Et là – au MOMA donc – découverte jouissive de l’artiste belge Francis Alÿs dont l’exposition A Story of Deception nous amène au coeur d’une démarche créative étonnante. Alÿs vit à Mexico depuis une trentaine d’années et interprète à sa manière cinématographique, les paradoxes de sa société d’accueil. Ainsi, d’un petit film à l’autre, on découvre des moutons qui tournent en rond, une vieille VW Beetle rouge qui avance et recule pour tenter de gravir une colline sablonneuse, Alÿs lui même qui pousse un énorme cube de glace dans la rue jusqu’à ce qu’il ait la taille d’une bille, Alÿs, encore lui, qui se promène avec un Beretta qu’il vient d’acheter pour voir au bout de combien de temps il va se faire arrêter. Et la plus étrange, l’artiste qui tente de « pénétrer » une tornade de sable quitte à mordre la poussière très sévèrement. Ce type est fou, ce type est génial. Je ne sais trop. Mais son expo nous a marqué. Un déluge nous a accueilli à la sortie, nous obligeant – ah non! – à nous rendre à la boutique du musée en poussant la horde de touristes venue se réfugier dans cette Mecque de l’art contemporain (le musée, pas la boutique). Fort heureusement, nous ne sommes pas du tout dans un esprit mercantile, et nous sommes sortis les mains vides, direction la High Line, notre découverte du printemps passé.
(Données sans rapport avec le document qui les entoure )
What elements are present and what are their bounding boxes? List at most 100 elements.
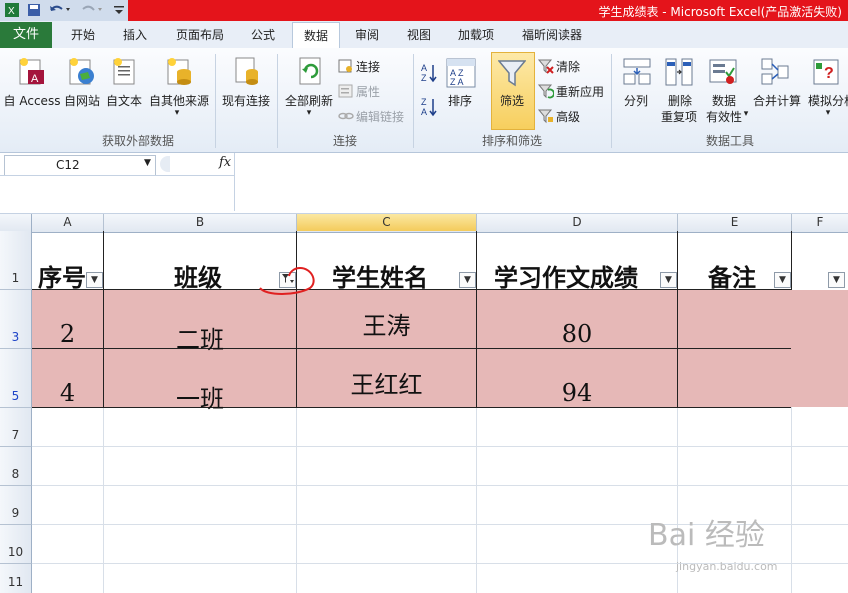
remove-duplicates-button-line2[interactable]: 重复项 bbox=[656, 108, 702, 125]
refresh-all-button[interactable]: 全部刷新 bbox=[282, 92, 336, 109]
advanced-button[interactable]: 高级 bbox=[556, 108, 580, 125]
cell-d3[interactable]: 80 bbox=[477, 320, 677, 348]
chevron-down-icon[interactable]: ▾ bbox=[170, 108, 184, 118]
filter-dropdown-a[interactable]: ▼ bbox=[86, 272, 103, 288]
data-validation-button-line1[interactable]: 数据 bbox=[706, 92, 742, 109]
properties-button[interactable]: 属性 bbox=[356, 83, 380, 100]
group-label-connections: 连接 bbox=[332, 134, 357, 148]
filter-dropdown-d[interactable]: ▼ bbox=[660, 272, 677, 288]
cell-b3[interactable]: 二班 bbox=[104, 320, 296, 355]
from-other-sources-button[interactable]: 自其他来源 bbox=[146, 92, 212, 109]
chevron-down-icon[interactable]: ▾ bbox=[302, 108, 316, 118]
svg-text:A: A bbox=[421, 107, 427, 117]
header-cell-score[interactable]: 学习作文成绩 bbox=[494, 258, 638, 293]
column-header-c[interactable]: C bbox=[297, 214, 477, 231]
group-label-sort-filter: 排序和筛选 bbox=[481, 134, 542, 148]
svg-text:Z: Z bbox=[421, 97, 427, 107]
tab-view[interactable]: 视图 bbox=[394, 22, 444, 48]
tab-foxit-reader[interactable]: 福昕阅读器 bbox=[512, 22, 592, 48]
row-header-5[interactable]: 5 bbox=[0, 349, 32, 408]
chevron-down-icon[interactable]: ▾ bbox=[822, 108, 834, 118]
header-cell-remarks[interactable]: 备注 bbox=[708, 258, 756, 293]
redo-icon[interactable] bbox=[80, 2, 104, 19]
what-if-analysis-button[interactable]: 模拟分析 bbox=[804, 92, 848, 109]
tab-review[interactable]: 审阅 bbox=[342, 22, 392, 48]
sort-az-icon[interactable]: AZ bbox=[420, 62, 440, 87]
row-header-8[interactable]: 8 bbox=[0, 447, 32, 486]
name-box[interactable] bbox=[4, 155, 156, 176]
data-validation-icon bbox=[708, 56, 738, 91]
gridline bbox=[32, 485, 848, 486]
from-access-button[interactable]: 自 Access bbox=[2, 92, 62, 109]
cell-b5[interactable]: 一班 bbox=[104, 379, 296, 414]
svg-text:X: X bbox=[8, 6, 15, 17]
tab-insert[interactable]: 插入 bbox=[110, 22, 160, 48]
row-header-11[interactable]: 11 bbox=[0, 564, 32, 593]
header-cell-id[interactable]: 序号 bbox=[38, 258, 86, 293]
row-header-9[interactable]: 9 bbox=[0, 486, 32, 525]
customize-qat-icon[interactable] bbox=[112, 2, 126, 19]
reapply-button[interactable]: 重新应用 bbox=[556, 83, 604, 100]
tab-page-layout[interactable]: 页面布局 bbox=[166, 22, 234, 48]
row-header-1[interactable]: 1 bbox=[0, 231, 32, 290]
filter-dropdown-f[interactable]: ▼ bbox=[828, 272, 845, 288]
filter-dropdown-e[interactable]: ▼ bbox=[774, 272, 791, 288]
table-border bbox=[791, 231, 792, 290]
tab-formulas[interactable]: 公式 bbox=[238, 22, 288, 48]
cell-a5[interactable]: 4 bbox=[32, 379, 103, 407]
chevron-down-icon[interactable]: ▼ bbox=[144, 158, 151, 168]
filter-dropdown-c[interactable]: ▼ bbox=[459, 272, 476, 288]
remove-duplicates-button-line1[interactable]: 删除 bbox=[660, 92, 700, 109]
connections-button[interactable]: 连接 bbox=[356, 58, 380, 75]
cell-a3[interactable]: 2 bbox=[32, 320, 103, 348]
filter-button[interactable]: 筛选 bbox=[491, 92, 533, 109]
column-header-e[interactable]: E bbox=[678, 214, 792, 231]
text-file-icon bbox=[110, 56, 140, 91]
row-header-3[interactable]: 3 bbox=[0, 290, 32, 349]
sort-za-icon[interactable]: ZA bbox=[420, 96, 440, 121]
filter-funnel-icon bbox=[497, 58, 527, 91]
sort-button[interactable]: 排序 bbox=[442, 92, 478, 109]
text-to-columns-icon bbox=[622, 56, 652, 91]
insert-function-icon[interactable]: fx bbox=[219, 155, 231, 170]
chevron-down-icon[interactable]: ▾ bbox=[740, 109, 752, 119]
cell-c3[interactable]: 王涛 bbox=[297, 306, 476, 341]
row-header-10[interactable]: 10 bbox=[0, 525, 32, 564]
formula-bar-splitter[interactable] bbox=[160, 156, 170, 172]
refresh-all-icon bbox=[296, 56, 326, 91]
svg-text:?: ? bbox=[824, 65, 834, 82]
column-header-a[interactable]: A bbox=[32, 214, 104, 231]
header-cell-class[interactable]: 班级 bbox=[174, 258, 222, 293]
row-header-7[interactable]: 7 bbox=[0, 408, 32, 447]
cell-c5[interactable]: 王红红 bbox=[297, 365, 476, 400]
what-if-icon: ? bbox=[812, 56, 842, 91]
formula-separator bbox=[234, 153, 235, 211]
consolidate-icon bbox=[760, 56, 790, 91]
from-text-button[interactable]: 自文本 bbox=[104, 92, 144, 109]
tab-home[interactable]: 开始 bbox=[58, 22, 108, 48]
window-title: 学生成绩表 - Microsoft Excel(产品激活失败) bbox=[598, 5, 842, 19]
svg-text:A: A bbox=[421, 63, 427, 73]
clear-button[interactable]: 清除 bbox=[556, 58, 580, 75]
edit-links-button[interactable]: 编辑链接 bbox=[356, 108, 404, 125]
filtered-rows-background-f bbox=[792, 290, 848, 407]
formula-input[interactable] bbox=[238, 156, 838, 174]
text-to-columns-button[interactable]: 分列 bbox=[620, 92, 652, 109]
from-web-button[interactable]: 自网站 bbox=[62, 92, 102, 109]
undo-icon[interactable] bbox=[48, 2, 72, 19]
column-header-b[interactable]: B bbox=[104, 214, 297, 231]
column-header-f[interactable]: F bbox=[792, 214, 848, 231]
tab-addins[interactable]: 加载项 bbox=[448, 22, 504, 48]
cell-d5[interactable]: 94 bbox=[477, 379, 677, 407]
tab-data[interactable]: 数据 bbox=[292, 22, 340, 49]
column-header-d[interactable]: D bbox=[477, 214, 678, 231]
consolidate-button[interactable]: 合并计算 bbox=[750, 92, 804, 109]
header-cell-student-name[interactable]: 学生姓名 bbox=[332, 258, 428, 293]
remove-duplicates-icon bbox=[664, 56, 694, 91]
save-icon[interactable] bbox=[26, 2, 42, 19]
select-all-corner[interactable] bbox=[0, 214, 32, 231]
svg-text:Z A: Z A bbox=[450, 77, 464, 87]
tab-file[interactable]: 文件 bbox=[0, 22, 52, 48]
svg-text:A: A bbox=[31, 73, 39, 85]
existing-connections-button[interactable]: 现有连接 bbox=[218, 92, 274, 109]
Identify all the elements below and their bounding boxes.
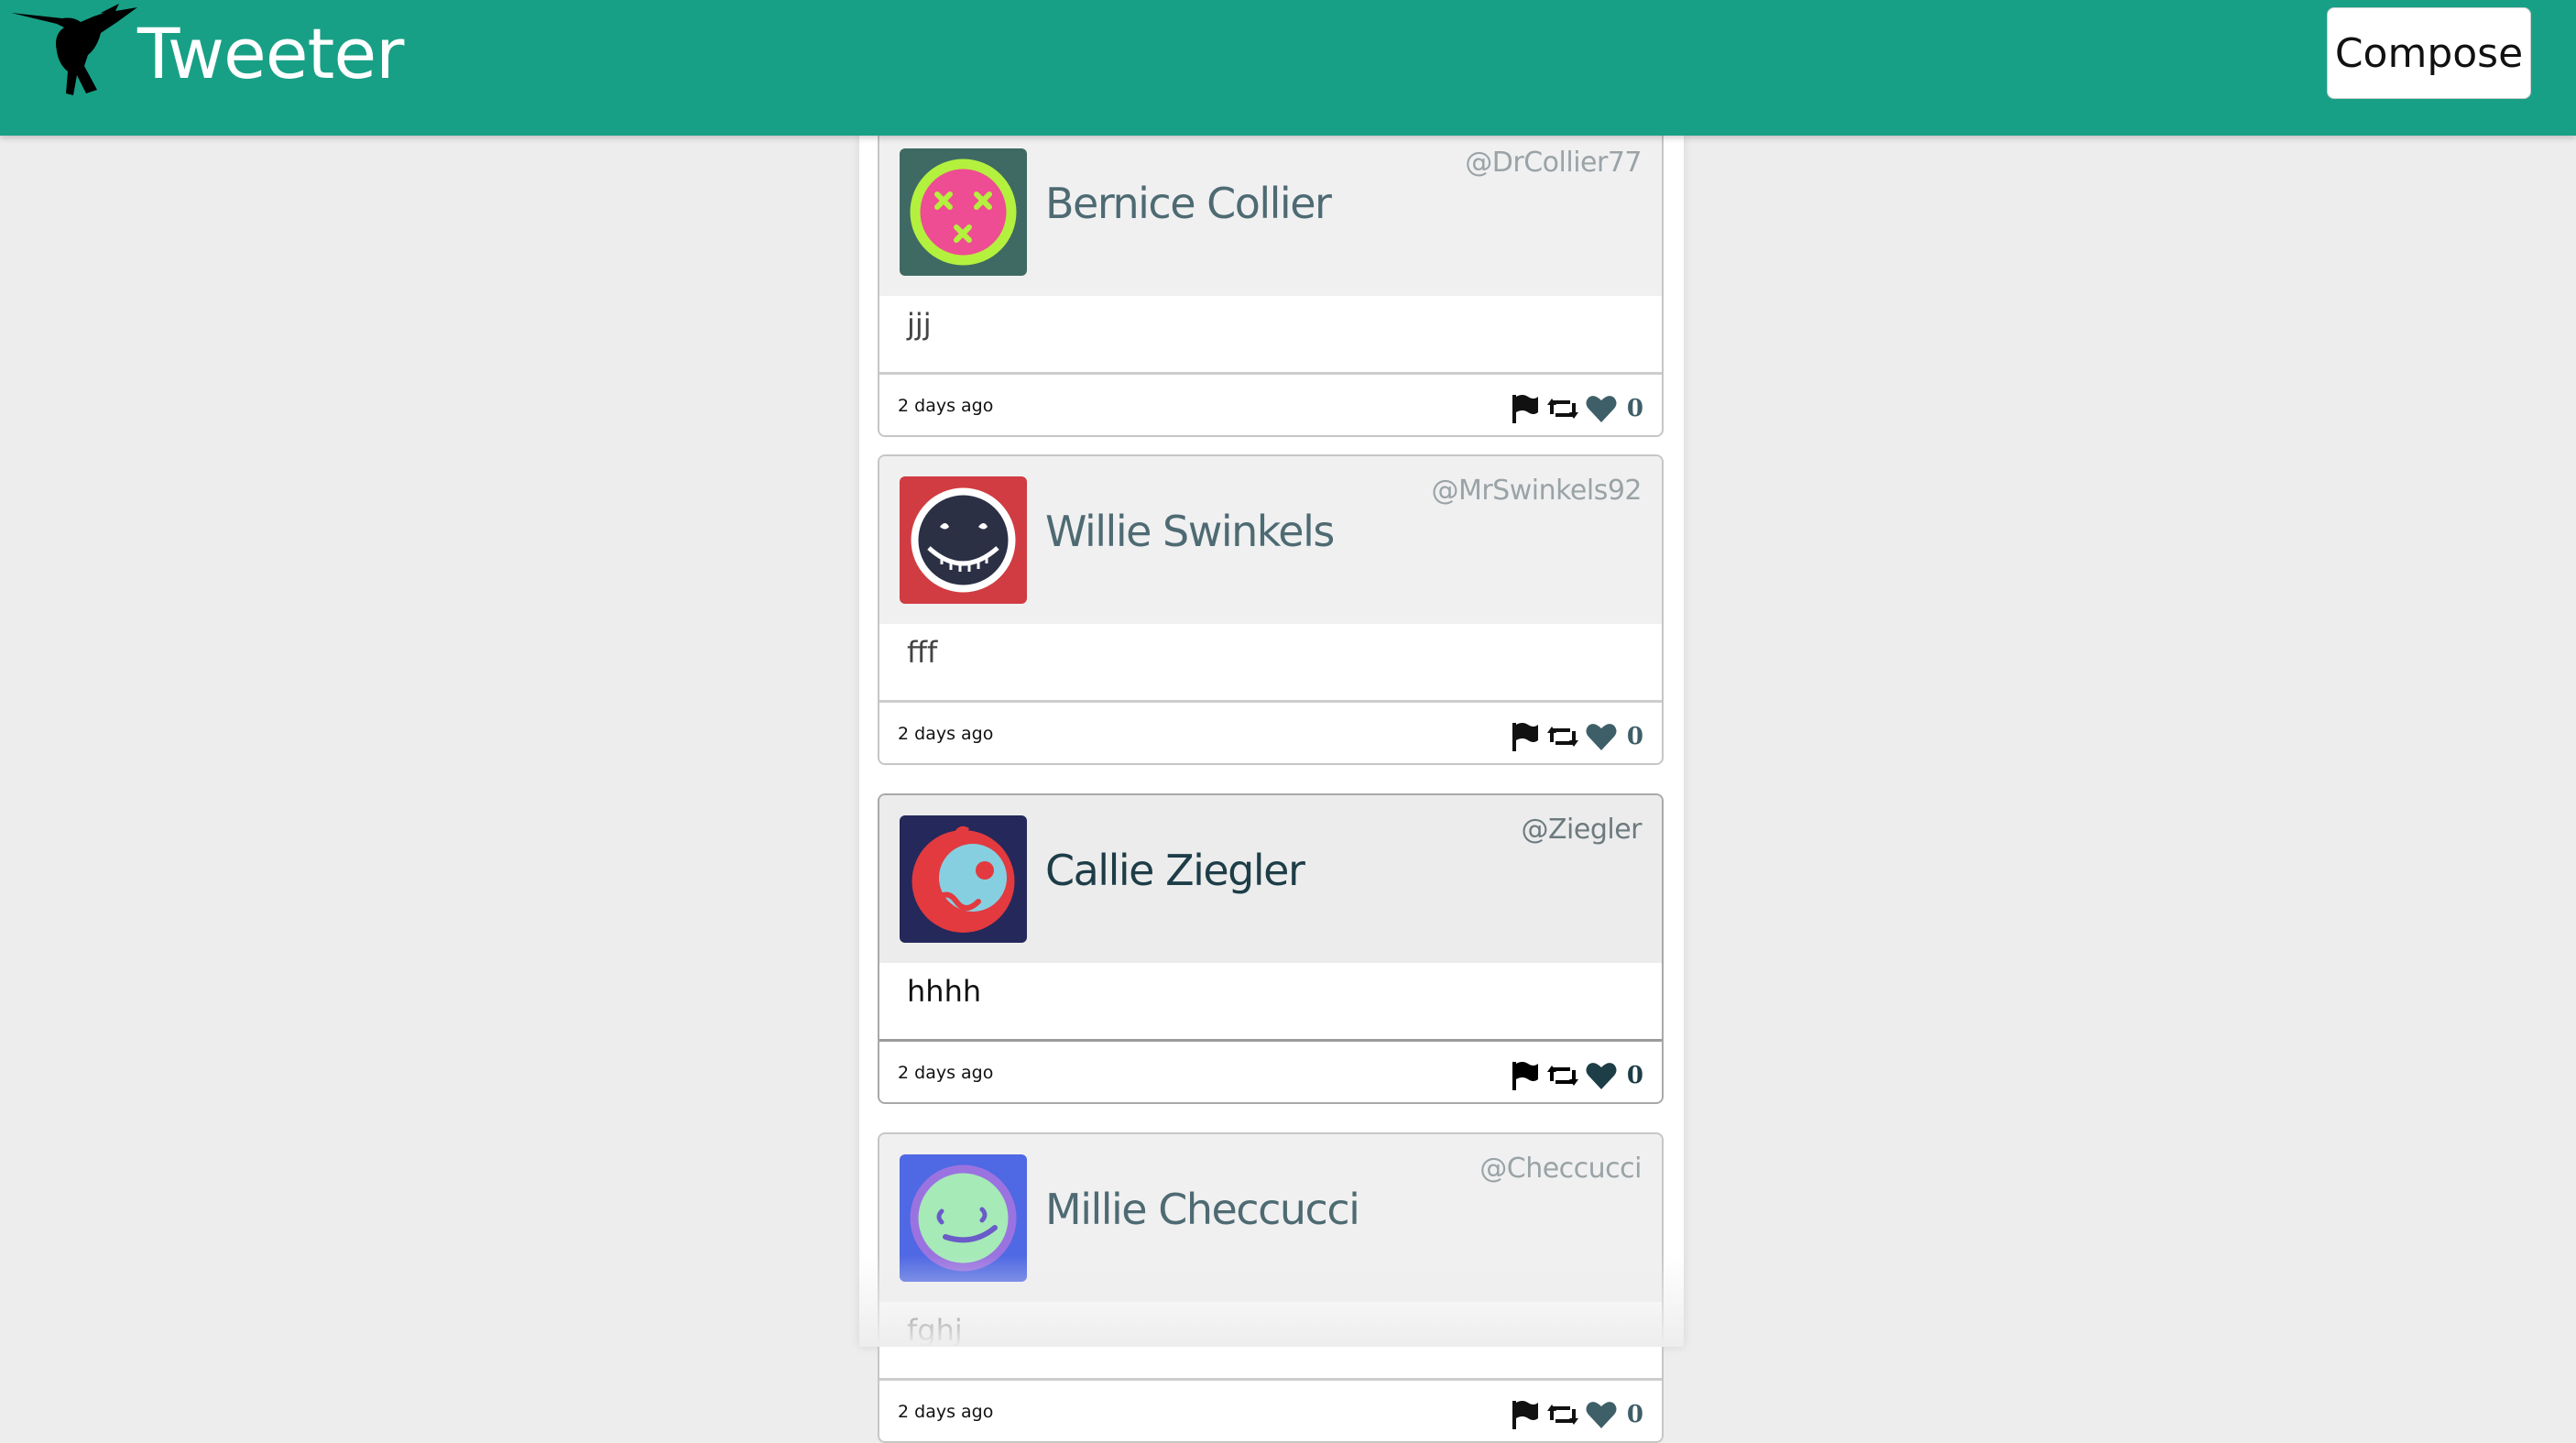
tweet-card: Callie Ziegler @Ziegler hhhh 2 days ago … [878, 793, 1664, 1104]
avatar [900, 1154, 1027, 1282]
tweet-timestamp: 2 days ago [898, 1402, 994, 1422]
user-handle: @MrSwinkels92 [1431, 475, 1642, 507]
tweet-header: Willie Swinkels @MrSwinkels92 [879, 456, 1662, 624]
retweet-icon[interactable] [1546, 1398, 1579, 1431]
retweet-icon[interactable] [1546, 1059, 1579, 1092]
tweet-content: fff [907, 635, 938, 670]
app-title[interactable]: Tweeter [137, 13, 404, 94]
tweet-timestamp: 2 days ago [898, 396, 994, 416]
flag-icon[interactable] [1508, 1059, 1541, 1092]
tweet-card: Millie Checcucci @Checcucci fghj 2 days … [878, 1132, 1664, 1443]
avatar [900, 148, 1027, 276]
user-name: Bernice Collier [1045, 179, 1332, 228]
like-count: 0 [1626, 1062, 1643, 1089]
tweet-actions: 0 [1508, 720, 1643, 753]
tweet-header: Millie Checcucci @Checcucci [879, 1134, 1662, 1302]
tweet-header: Callie Ziegler @Ziegler [879, 795, 1662, 963]
avatar [900, 476, 1027, 604]
tweet-content: fghj [907, 1313, 963, 1348]
tweet-header: Bernice Collier @DrCollier77 [879, 128, 1662, 296]
tweet-content: hhhh [907, 974, 982, 1009]
heart-icon[interactable] [1585, 720, 1618, 753]
user-name: Willie Swinkels [1045, 507, 1335, 556]
tweet-feed[interactable]: Bernice Collier @DrCollier77 jjj 2 days … [859, 126, 1684, 1443]
flag-icon[interactable] [1508, 1398, 1541, 1431]
tweet-timestamp: 2 days ago [898, 724, 994, 744]
tweet-actions: 0 [1508, 1059, 1643, 1092]
dizzy-face-icon [900, 148, 1027, 276]
like-count: 0 [1626, 723, 1643, 750]
user-name: Callie Ziegler [1045, 846, 1305, 895]
retweet-icon[interactable] [1546, 392, 1579, 425]
tweet-actions: 0 [1508, 392, 1643, 425]
flag-icon[interactable] [1508, 392, 1541, 425]
wavy-mouth-face-icon [900, 815, 1027, 943]
retweet-icon[interactable] [1546, 720, 1579, 753]
tweet-actions: 0 [1508, 1398, 1643, 1431]
tweet-timestamp: 2 days ago [898, 1063, 994, 1083]
grinning-ghost-icon [900, 476, 1027, 604]
heart-icon[interactable] [1585, 1398, 1618, 1431]
heart-icon[interactable] [1585, 1059, 1618, 1092]
divider [879, 1039, 1662, 1042]
tweet-card: Willie Swinkels @MrSwinkels92 fff 2 days… [878, 454, 1664, 765]
user-handle: @DrCollier77 [1465, 147, 1642, 179]
hummingbird-icon [11, 4, 137, 95]
divider [879, 372, 1662, 375]
divider [879, 1378, 1662, 1381]
smirk-face-icon [900, 1154, 1027, 1282]
heart-icon[interactable] [1585, 392, 1618, 425]
like-count: 0 [1626, 1401, 1643, 1428]
divider [879, 700, 1662, 703]
top-navbar: Tweeter Compose [0, 0, 2576, 136]
user-handle: @Ziegler [1521, 814, 1642, 846]
tweet-content: jjj [907, 307, 932, 342]
user-name: Millie Checcucci [1045, 1185, 1360, 1234]
avatar [900, 815, 1027, 943]
like-count: 0 [1626, 395, 1643, 422]
user-handle: @Checcucci [1479, 1153, 1642, 1185]
tweet-card: Bernice Collier @DrCollier77 jjj 2 days … [878, 126, 1664, 437]
flag-icon[interactable] [1508, 720, 1541, 753]
compose-button[interactable]: Compose [2327, 7, 2531, 99]
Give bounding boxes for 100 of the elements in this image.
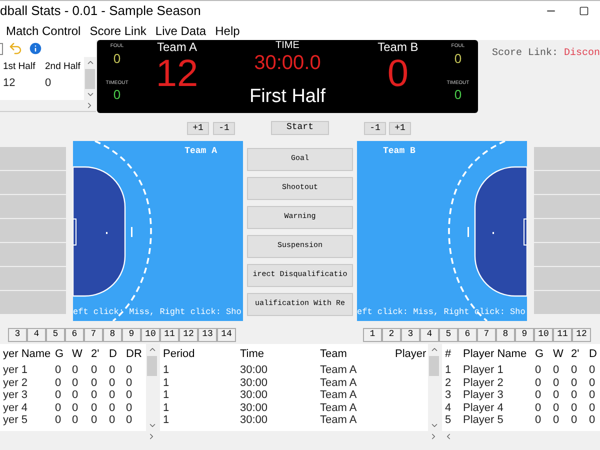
- player-tab[interactable]: 8: [496, 328, 515, 342]
- vertical-scrollbar[interactable]: [146, 344, 158, 431]
- player-tab[interactable]: 4: [27, 328, 46, 342]
- scroll-left-icon[interactable]: [444, 432, 453, 441]
- player-tab[interactable]: 4: [420, 328, 439, 342]
- table-cell: 0: [72, 402, 78, 414]
- player-slot[interactable]: [534, 291, 600, 314]
- table-cell: Team A: [320, 376, 357, 389]
- player-slot[interactable]: [0, 267, 66, 290]
- player-tab[interactable]: 7: [477, 328, 496, 342]
- table-cell: 0: [535, 414, 542, 426]
- scroll-up-icon[interactable]: [430, 345, 438, 354]
- player-slot[interactable]: [534, 243, 600, 266]
- column-header: 1st Half: [2, 60, 36, 74]
- vertical-scrollbar[interactable]: [428, 344, 440, 431]
- player-tab[interactable]: 8: [103, 328, 122, 342]
- scroll-right-icon[interactable]: [147, 432, 156, 441]
- table-cell: 0: [553, 376, 560, 389]
- player-slot[interactable]: [0, 171, 66, 194]
- horizontal-scrollbar[interactable]: [0, 100, 96, 111]
- scroll-thumb[interactable]: [429, 356, 439, 376]
- player-tab[interactable]: 1: [363, 328, 382, 342]
- menu-item[interactable]: Help: [215, 22, 240, 40]
- table-cell: 0: [571, 376, 578, 389]
- table-cell: 0: [91, 376, 98, 389]
- table-cell: 0: [55, 376, 62, 389]
- court-drawing[interactable]: [73, 141, 243, 321]
- player-slot[interactable]: [534, 147, 600, 170]
- table-cell: yer 2: [3, 376, 28, 389]
- table-cell: 0: [55, 402, 62, 414]
- table-cell: 30:00: [240, 389, 268, 402]
- menu-item[interactable]: Score Link: [90, 22, 146, 40]
- scroll-down-icon[interactable]: [86, 90, 94, 99]
- player-tab[interactable]: 7: [84, 328, 103, 342]
- table-cell: 0: [72, 389, 78, 402]
- period-label: First Half: [249, 86, 326, 108]
- table-cell: 0: [553, 414, 560, 426]
- adjust-button[interactable]: +1: [389, 122, 411, 134]
- player-slot[interactable]: [0, 195, 66, 218]
- player-tab[interactable]: 10: [141, 328, 160, 342]
- table-cell: 0: [109, 402, 116, 414]
- player-slot[interactable]: [0, 219, 66, 242]
- start-button[interactable]: Start: [271, 121, 329, 135]
- player-slot[interactable]: [0, 243, 66, 266]
- scroll-thumb[interactable]: [85, 69, 95, 89]
- menu-item[interactable]: Live Data: [155, 22, 206, 40]
- player-tab[interactable]: 11: [553, 328, 572, 342]
- table-cell: 0: [589, 414, 596, 426]
- player-tab[interactable]: 12: [179, 328, 198, 342]
- player-tab[interactable]: 2: [382, 328, 401, 342]
- table-cell: 3: [445, 389, 452, 402]
- player-tab[interactable]: 5: [439, 328, 458, 342]
- menu-item[interactable]: Match Control: [6, 22, 81, 40]
- scroll-up-icon[interactable]: [148, 345, 156, 354]
- player-slot[interactable]: [534, 219, 600, 242]
- column-header: W: [552, 346, 564, 362]
- player-slot[interactable]: [534, 195, 600, 218]
- court-drawing[interactable]: [357, 141, 527, 321]
- player-tab[interactable]: 9: [122, 328, 141, 342]
- scroll-right-icon[interactable]: [429, 432, 438, 441]
- player-tab[interactable]: 11: [160, 328, 179, 342]
- adjust-button[interactable]: -1: [364, 122, 386, 134]
- table-cell: 0: [571, 402, 578, 414]
- scroll-down-icon[interactable]: [148, 421, 156, 430]
- vertical-scrollbar[interactable]: [84, 57, 96, 100]
- column-header: yer Name: [2, 346, 52, 362]
- player-tab[interactable]: 6: [65, 328, 84, 342]
- table-cell: 0: [109, 389, 116, 402]
- player-tab[interactable]: 13: [198, 328, 217, 342]
- player-tab[interactable]: 6: [458, 328, 477, 342]
- player-tab[interactable]: 3: [8, 328, 27, 342]
- column-header: 2': [570, 346, 580, 362]
- player-tab[interactable]: 10: [534, 328, 553, 342]
- table-cell: 0: [589, 389, 596, 402]
- player-tab[interactable]: 9: [515, 328, 534, 342]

Puis finalement, entre deux seaux d’eau nous tombant sur la tête et autres douches venues du ciel, nous sommes revenus chez nous… à Brooklyn.
Si on devait faire un court bilan, je dirais que notre week-end était formidable. De vrais moments partagés en amoureux – ça aide et ça change de la vie de famille permanente – des découvertes et un coup de coeur pour ce quartier dans lequel on se sentait parfaitement chez nous. C’est vrai qu’on demeure près du Mile-End et que Brooklyn y fait penser. Bref, notre envie instantanée de nous y installer un moment a bien sûr fait hurler de rire tous nos amis habitués à nos frasques de déménagement volontaires. Surtout, ça m’a permis de vérifier qu’une année en France était sûrement suffisante, pas pour faire tout ce dont on rêvait, mais plutôt parce qu’il existe tout plein d’autres endroits à découvrir dans le monde. Et ça, c’est bien.